Mike Ren, an Independent Game Developer living in Brooklyn, NYC developed Clockwork a group puzzle game designed for the Grasshopper Round Table. Keep reading to get to know him and his experience!
Can you tell us something about yourself?
I’ve got a taste for making unique experiences on new technologies and platforms. You can find me at mikeyren.com.
About Clockwork, my goal is to bring face-to-face gaming back to bars around New York City. Drink a beer, play and make some new friends! The idea came out of lots of fingers, tons of rotating platforms, then marbles.
What can you tell us about the development of the game?
A key component in designing the game was looking at how to develop for a circular social experience. We spent a lot of time looking at the pros and cons of the table’s design, eventually setting on certain things we wanted to happen. We liked the idea of people’s fingers being intertwined while playing, for people to feel both overwhelmed and excited about the visual design, and for the audience to experience dramatic failures, in which failing is a spectacle that leads to a “One More Try” feeling.

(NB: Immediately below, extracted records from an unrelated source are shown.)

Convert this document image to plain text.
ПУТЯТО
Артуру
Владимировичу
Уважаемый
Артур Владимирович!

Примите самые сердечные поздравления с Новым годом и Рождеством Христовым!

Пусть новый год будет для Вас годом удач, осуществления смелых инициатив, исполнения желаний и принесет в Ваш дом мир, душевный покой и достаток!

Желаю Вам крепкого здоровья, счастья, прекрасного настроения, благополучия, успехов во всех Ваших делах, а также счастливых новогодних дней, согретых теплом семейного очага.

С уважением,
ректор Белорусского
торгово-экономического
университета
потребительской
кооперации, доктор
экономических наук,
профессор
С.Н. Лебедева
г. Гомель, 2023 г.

Development has honestly been a mixture of mistakes, surprises, and intuition, as all creative things go. Our original prototype placed First at the Grasshopper 48 Hour Game Jam and we were fortunate enough to win Unity Pro licenses to continue development. The original team composed of myself, Sebastian Teedstale, Jammy Su, Mark Monaco, Kirsten Sugar, and Yulian Ovdey, but over the months we’ve collaborated with many more talented individuals for feedback and to fine tune the experience.

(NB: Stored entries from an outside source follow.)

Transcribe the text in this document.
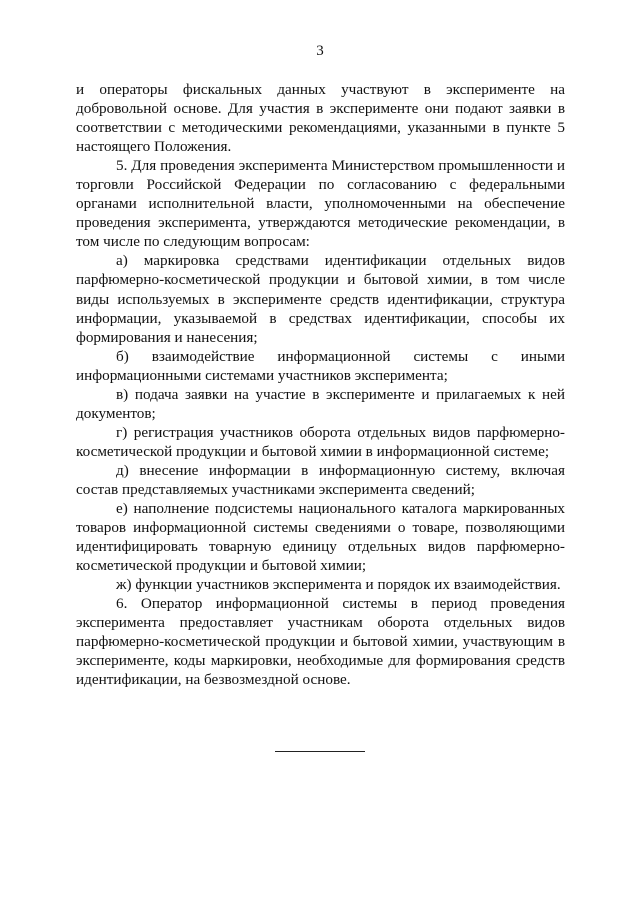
3

и операторы фискальных данных участвуют в эксперименте на добровольной основе. Для участия в эксперименте они подают заявки в соответствии с методическими рекомендациями, указанными в пункте 5 настоящего Положения.

5. Для проведения эксперимента Министерством промышленности и торговли Российской Федерации по согласованию с федеральными органами исполнительной власти, уполномоченными на обеспечение проведения эксперимента, утверждаются методические рекомендации, в том числе по следующим вопросам:

а) маркировка средствами идентификации отдельных видов парфюмерно-косметической продукции и бытовой химии, в том числе виды используемых в эксперименте средств идентификации, структура информации, указываемой в средствах идентификации, способы их формирования и нанесения;

б) взаимодействие информационной системы с иными информационными системами участников эксперимента;

в) подача заявки на участие в эксперименте и прилагаемых к ней документов;

г) регистрация участников оборота отдельных видов парфюмерно-косметической продукции и бытовой химии в информационной системе;

д) внесение информации в информационную систему, включая состав представляемых участниками эксперимента сведений;

е) наполнение подсистемы национального каталога маркированных товаров информационной системы сведениями о товаре, позволяющими идентифицировать товарную единицу отдельных видов парфюмерно-косметической продукции и бытовой химии;

ж) функции участников эксперимента и порядок их взаимодействия.

6. Оператор информационной системы в период проведения эксперимента предоставляет участникам оборота отдельных видов парфюмерно-косметической продукции и бытовой химии, участвующим в эксперименте, коды маркировки, необходимые для формирования средств идентификации, на безвозмездной основе.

Our last showing was at the Come Out & Play: After Dark Festival at South Street Seaport in New York. We are hoping to have upcoming events at the Grasshopper Offices in the next few months. If you’re in New York City, stop by to try it out!
What is the most important thing you learned when making this game?
Trust your gut. When you’re young and inexperienced, intuition is the strongest tool you have.
What advice would you tell people who are beginning with game development?
1.) Get involved in the Community
Making games is incredibly difficult and can be a very lonely journey so it’s crucial to find like-minded individuals who share similar views; friends and peers who can give you feedback, support your ideas, and give you an opportunity to share your work.
2.) Enter Game Jams
I can’t stress this enough. You will learn so much when racing against the clock. Creativity truly flourishes when deadlines are set and resources are limited. You’ll learn the limits of your own abilities and those of your teammates.
3.) Prototype, Playtest, Iterate.
When you settle on a concept, prototype it out as soon as possible. Get it in front of fresh eyes and you’ll immediately see what works and what needs to happen next. After months of working on the same game, it’s easy to quickly lose sight of changes and the worst mistake is making changes that further complicates the problem. Through seeing others play, you can rediscover the core idea and why you fell in love with it in the first place.
Anything else you would like to share with the audience?
For a long time, we struggled with teaching new players the rotation patterns in which the cog pieces moved. At one point in development, we tried to solve this issue by creating levels that progressed in difficulty, but upon playtesting, it became apparent people didn’t have the time or patience to get through all of the levels. Furthermore, the overwhelming but exciting feeling that our original prototype had was lost.
We realized the problem wasn’t in level progression, but rather an issue with visual feedback and communicating intent. We adjusted the feedback arrows to respond more dynamically to touches and remade the arrows. Further playtest showed that this started to alleviate some of the confusion.
So with two weeks left before our first public unveiling, we actually went full circle on our last month of work, removing the level progression and returning to our prototype roots. Sometimes you run a mile only to realize you’re going in the wrong direction, but on your way back, you’ll be much more prepared for the race.
Thanks Mike for this interview and we’ll be looking forward to your new projects.